Monday, October 17, 2005

Don't Look To H.U. D. For Leadership On Housing Issues

On the occasion of the 40th anniversary of the creation of the Department of Housing and Urban Development, an article by Bruce Katz of the Brookings Institution points out the obvious for everyone working on housing issues--innovative programs and policies are not coming out of H.U.D. Mr. Katz was the Chief of Staff for HUD Secretary Henry Cisneros in the early 1990's.

It's not as if housing isn't a serious issue. According to the nonprofit Center for Housing Policy, more than 14 million households in the country—one out of every eight—now pay more than 50 percent of their income for rent or mortgage payments and/or live in physically dilapidated housing.

Leadership on housing issues is largely being done by other agencies in D.C. and on local and state levels by both governmental agencies and community activists. Katz points out that six times the number of families get the Earned Income Tax Credit from the Treasury Department than there are families getting a HUD housing voucher. He also describes the Low Income Housing Tax Credit (also a Treasury program) as "the principal driver of subsidized rental housing production."

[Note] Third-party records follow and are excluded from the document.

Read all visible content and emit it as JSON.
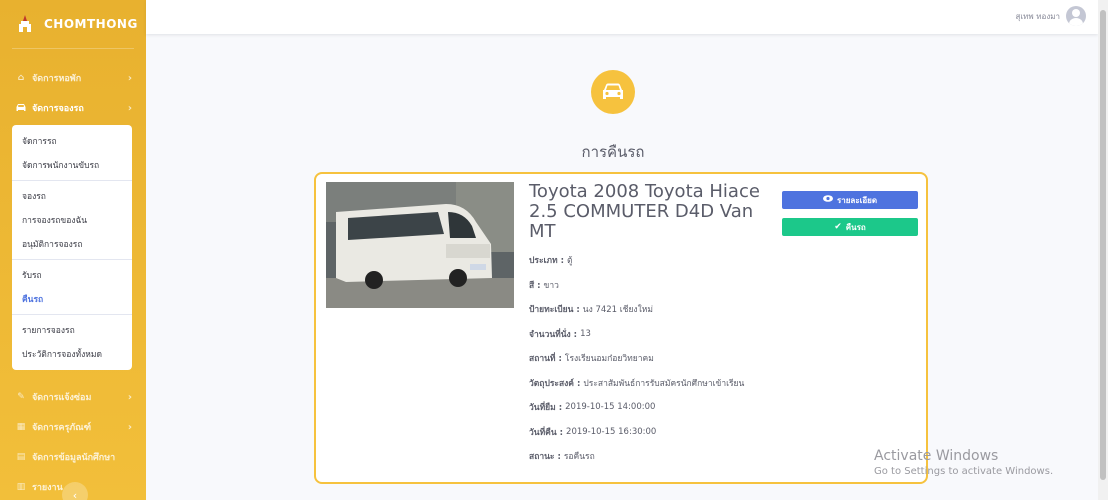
{
  "brand": {
    "name": "CHOMTHONG"
  },
  "sidebar": {
    "items": [
      {
        "label": "จัดการหอพัก",
        "icon": "home-icon"
      },
      {
        "label": "จัดการจองรถ",
        "icon": "car-icon"
      },
      {
        "label": "จัดการแจ้งซ่อม",
        "icon": "wrench-icon"
      },
      {
        "label": "จัดการครุภัณฑ์",
        "icon": "table-icon"
      },
      {
        "label": "จัดการข้อมูลนักศึกษา",
        "icon": "user-table-icon"
      },
      {
        "label": "รายงาน",
        "icon": "chart-icon"
      }
    ],
    "submenu": [
      "จัดการรถ",
      "จัดการพนักงานขับรถ",
      "จองรถ",
      "การจองรถของฉัน",
      "อนุมัติการจองรถ",
      "รับรถ",
      "คืนรถ",
      "รายการจองรถ",
      "ประวัติการจองทั้งหมด"
    ]
  },
  "topbar": {
    "user_name": "สุเทพ ทองมา"
  },
  "page": {
    "title": "การคืนรถ"
  },
  "vehicle": {
    "title": "Toyota 2008 Toyota Hiace 2.5 COMMUTER D4D Van MT",
    "fields": [
      {
        "label": "ประเภท :",
        "value": "ตู้"
      },
      {
        "label": "สี :",
        "value": "ขาว"
      },
      {
        "label": "ป้ายทะเบียน :",
        "value": "นง 7421 เชียงใหม่"
      },
      {
        "label": "จำนวนที่นั่ง :",
        "value": "13"
      },
      {
        "label": "สถานที่ :",
        "value": "โรงเรียนอมก๋อยวิทยาคม"
      },
      {
        "label": "วัตถุประสงค์ :",
        "value": "ประสาสัมพันธ์การรับสมัครนักศึกษาเข้าเรียน"
      },
      {
        "label": "วันที่ยืม :",
        "value": "2019-10-15 14:00:00"
      },
      {
        "label": "วันที่คืน :",
        "value": "2019-10-15 16:30:00"
      },
      {
        "label": "สถานะ :",
        "value": "รอคืนรถ"
      }
    ]
  },
  "actions": {
    "detail_label": "รายละเอียด",
    "return_label": "คืนรถ"
  },
  "watermark": {
    "line1": "Activate Windows",
    "line2": "Go to Settings to activate Windows."
  },
  "colors": {
    "sidebar": "#f0b83a",
    "primary": "#4e73df",
    "success": "#1cc88a",
    "warning": "#f6c23e"
  }
}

As for more local programs: "states, cities and counties, for example, are experimenting with a range of housing innovations including Housing Trust Funds, progressive zoning efforts and regulatory reforms that promote infill and density. Business and university leaders in places like Philadelphia, Long Island and Chicago are implementing new employer-assisted housing efforts to woo new employees and reward existing ones."

Katz longs for an administration and a Congress that cared enough about housing to provide leadership on the issue. All the programs he mentions are important, but no one is doing the kind of systematic planning that would pull all these efforts together and put a real dent in the problems with America's housing.